Credit the stick, conceivers of the program contend. It dramatically changed the tax cheaters’ cost-benefit analysis. Before the amnesty, penalties were minor, if the culprits even were caught. Now, fines can be nearly double what’s owed. And new technology helps identify suspects.

Individually, credit Assemblyman Dario Frommer (D-Los Angeles). He was tipped off to the cheating problem and collection potential by a hiking buddy who’s a tax auditor. Frommer introduced a bill. So did Sen. Gil Cedillo (D-Los Angeles), chairman of the Senate tax committee, whose staff wrote a bill with Stanford tax law professor Joseph Bankman. Everybody stole from U.S. Sen. Charles E. Grassley (R-Iowa), whose similar bill is stalled in Congress.
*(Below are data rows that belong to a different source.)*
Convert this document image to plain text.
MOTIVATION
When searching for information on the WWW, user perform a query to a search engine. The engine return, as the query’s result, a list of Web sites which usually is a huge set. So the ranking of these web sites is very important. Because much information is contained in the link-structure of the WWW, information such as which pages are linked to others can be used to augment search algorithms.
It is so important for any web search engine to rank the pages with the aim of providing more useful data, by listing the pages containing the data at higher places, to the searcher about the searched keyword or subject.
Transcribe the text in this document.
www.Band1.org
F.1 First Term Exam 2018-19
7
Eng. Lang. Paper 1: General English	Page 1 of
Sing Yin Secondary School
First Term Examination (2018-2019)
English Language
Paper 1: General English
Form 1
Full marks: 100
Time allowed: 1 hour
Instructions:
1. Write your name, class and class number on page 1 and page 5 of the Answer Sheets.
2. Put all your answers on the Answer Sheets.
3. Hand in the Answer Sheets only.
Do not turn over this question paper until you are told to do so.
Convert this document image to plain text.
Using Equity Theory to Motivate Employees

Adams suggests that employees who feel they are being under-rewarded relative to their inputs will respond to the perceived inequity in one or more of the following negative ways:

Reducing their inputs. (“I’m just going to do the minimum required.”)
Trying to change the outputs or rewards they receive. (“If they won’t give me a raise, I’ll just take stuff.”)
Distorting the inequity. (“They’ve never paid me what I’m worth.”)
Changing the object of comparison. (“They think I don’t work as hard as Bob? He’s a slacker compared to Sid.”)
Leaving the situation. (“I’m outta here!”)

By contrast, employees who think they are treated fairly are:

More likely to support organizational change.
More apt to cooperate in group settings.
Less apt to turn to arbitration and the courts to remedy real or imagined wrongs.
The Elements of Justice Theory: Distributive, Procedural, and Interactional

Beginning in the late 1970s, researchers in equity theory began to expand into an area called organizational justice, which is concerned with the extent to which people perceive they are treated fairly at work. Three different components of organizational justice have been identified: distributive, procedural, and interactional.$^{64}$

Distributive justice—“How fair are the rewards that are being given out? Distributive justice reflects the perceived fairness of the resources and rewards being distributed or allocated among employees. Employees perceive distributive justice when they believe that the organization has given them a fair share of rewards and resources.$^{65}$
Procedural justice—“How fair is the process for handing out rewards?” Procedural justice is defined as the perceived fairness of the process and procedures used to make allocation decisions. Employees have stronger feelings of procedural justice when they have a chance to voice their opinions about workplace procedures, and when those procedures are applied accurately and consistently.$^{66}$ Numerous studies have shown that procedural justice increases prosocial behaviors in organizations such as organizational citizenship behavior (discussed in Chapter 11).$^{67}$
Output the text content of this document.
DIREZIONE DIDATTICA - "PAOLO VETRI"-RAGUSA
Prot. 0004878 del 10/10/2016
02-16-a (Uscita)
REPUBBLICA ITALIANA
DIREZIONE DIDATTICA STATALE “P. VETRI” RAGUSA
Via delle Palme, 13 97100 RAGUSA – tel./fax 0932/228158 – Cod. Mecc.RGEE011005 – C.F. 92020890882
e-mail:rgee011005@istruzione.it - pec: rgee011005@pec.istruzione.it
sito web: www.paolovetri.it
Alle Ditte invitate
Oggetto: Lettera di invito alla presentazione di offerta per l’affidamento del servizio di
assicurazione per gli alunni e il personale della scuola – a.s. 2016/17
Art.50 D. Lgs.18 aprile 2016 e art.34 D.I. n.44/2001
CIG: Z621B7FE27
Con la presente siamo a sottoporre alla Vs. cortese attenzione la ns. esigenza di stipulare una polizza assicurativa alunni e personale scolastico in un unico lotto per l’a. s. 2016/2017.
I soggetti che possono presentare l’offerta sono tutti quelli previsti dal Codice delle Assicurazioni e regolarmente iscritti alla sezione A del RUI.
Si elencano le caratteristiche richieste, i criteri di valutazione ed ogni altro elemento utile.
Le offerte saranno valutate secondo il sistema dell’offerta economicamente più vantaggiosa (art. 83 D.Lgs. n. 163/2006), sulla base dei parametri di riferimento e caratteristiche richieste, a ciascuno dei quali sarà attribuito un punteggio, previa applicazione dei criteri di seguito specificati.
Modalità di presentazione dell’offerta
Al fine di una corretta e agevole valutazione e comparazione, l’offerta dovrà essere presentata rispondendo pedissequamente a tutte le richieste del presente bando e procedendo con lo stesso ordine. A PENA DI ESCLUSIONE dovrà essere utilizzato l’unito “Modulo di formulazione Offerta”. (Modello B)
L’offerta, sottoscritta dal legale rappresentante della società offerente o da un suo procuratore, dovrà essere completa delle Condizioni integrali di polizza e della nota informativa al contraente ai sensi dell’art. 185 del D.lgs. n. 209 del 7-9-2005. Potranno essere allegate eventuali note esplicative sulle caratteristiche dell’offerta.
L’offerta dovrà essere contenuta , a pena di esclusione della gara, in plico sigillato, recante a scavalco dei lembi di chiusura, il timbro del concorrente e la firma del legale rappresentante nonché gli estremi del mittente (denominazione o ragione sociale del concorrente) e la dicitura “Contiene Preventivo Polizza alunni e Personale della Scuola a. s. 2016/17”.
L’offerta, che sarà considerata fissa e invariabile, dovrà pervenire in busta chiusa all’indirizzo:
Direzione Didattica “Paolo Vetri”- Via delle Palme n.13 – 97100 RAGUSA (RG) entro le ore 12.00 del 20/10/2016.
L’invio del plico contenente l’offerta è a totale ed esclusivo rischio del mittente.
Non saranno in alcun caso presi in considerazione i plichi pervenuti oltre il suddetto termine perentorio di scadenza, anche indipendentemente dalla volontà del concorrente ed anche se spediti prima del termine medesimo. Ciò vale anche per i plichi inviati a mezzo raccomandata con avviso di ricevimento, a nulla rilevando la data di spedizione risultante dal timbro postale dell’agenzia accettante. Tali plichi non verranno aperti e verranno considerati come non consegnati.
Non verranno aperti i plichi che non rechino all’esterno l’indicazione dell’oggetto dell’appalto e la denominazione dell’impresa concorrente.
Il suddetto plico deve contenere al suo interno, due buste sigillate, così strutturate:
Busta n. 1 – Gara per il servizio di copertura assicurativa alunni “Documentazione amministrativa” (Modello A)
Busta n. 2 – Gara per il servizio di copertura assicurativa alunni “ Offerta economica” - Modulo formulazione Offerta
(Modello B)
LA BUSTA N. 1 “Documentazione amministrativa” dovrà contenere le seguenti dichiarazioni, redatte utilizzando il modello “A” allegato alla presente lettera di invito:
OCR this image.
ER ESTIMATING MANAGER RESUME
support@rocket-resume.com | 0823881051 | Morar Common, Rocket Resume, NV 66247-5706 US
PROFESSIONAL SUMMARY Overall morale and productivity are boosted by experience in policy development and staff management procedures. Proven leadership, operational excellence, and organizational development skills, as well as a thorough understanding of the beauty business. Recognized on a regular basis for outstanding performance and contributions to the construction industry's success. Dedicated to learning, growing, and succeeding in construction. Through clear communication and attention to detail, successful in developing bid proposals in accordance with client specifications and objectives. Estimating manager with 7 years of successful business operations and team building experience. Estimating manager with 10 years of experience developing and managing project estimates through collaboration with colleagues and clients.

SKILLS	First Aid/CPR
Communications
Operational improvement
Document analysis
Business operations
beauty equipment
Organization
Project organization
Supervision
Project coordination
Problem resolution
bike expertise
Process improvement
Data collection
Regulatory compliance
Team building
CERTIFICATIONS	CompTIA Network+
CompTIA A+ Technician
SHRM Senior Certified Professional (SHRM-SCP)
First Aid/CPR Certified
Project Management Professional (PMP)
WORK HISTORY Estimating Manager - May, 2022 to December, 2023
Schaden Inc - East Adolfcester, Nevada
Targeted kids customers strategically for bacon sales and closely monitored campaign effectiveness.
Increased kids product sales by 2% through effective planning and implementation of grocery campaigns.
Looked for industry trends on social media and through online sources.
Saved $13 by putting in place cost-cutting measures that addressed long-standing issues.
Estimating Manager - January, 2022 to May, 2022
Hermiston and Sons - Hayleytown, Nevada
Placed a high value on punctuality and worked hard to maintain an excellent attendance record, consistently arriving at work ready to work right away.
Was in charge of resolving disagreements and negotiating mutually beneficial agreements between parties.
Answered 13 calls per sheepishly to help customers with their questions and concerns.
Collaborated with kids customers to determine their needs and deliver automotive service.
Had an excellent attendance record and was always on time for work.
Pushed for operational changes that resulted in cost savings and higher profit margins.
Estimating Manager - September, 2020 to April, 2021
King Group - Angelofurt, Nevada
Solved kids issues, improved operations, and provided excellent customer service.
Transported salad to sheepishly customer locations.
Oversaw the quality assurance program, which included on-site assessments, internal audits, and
State Controller Steve Westly, who made his fortune as a computer nerd and is chairman of the Franchise Tax Board, worked with the IRS to create a software program that identified suspected shelter cheats. Then 7,500 were mailed the intimidating letter.

Only one Republican lawmaker -- Assemblyman Abel Maldonado of Santa Maria -- voted for the Frommer-Cedillo bills. Republicans preferred a carrot with no stick that had been proposed earlier by Sen. Rico Oller (R-San Andreas). It would have offered amnesties to all taxpayers -- not just rich shelter abusers -- but wouldn’t have toughened penalties.

Law-and-order Republicans demand stiff penalties for most offenses, but not tax cheating!

Now, Gov. Schwarzenegger is thinking about offering amnesty to income and corporate tax scofflaws. That could generate $1.2 billion, says Finance Department spokesman H. D. Palmer.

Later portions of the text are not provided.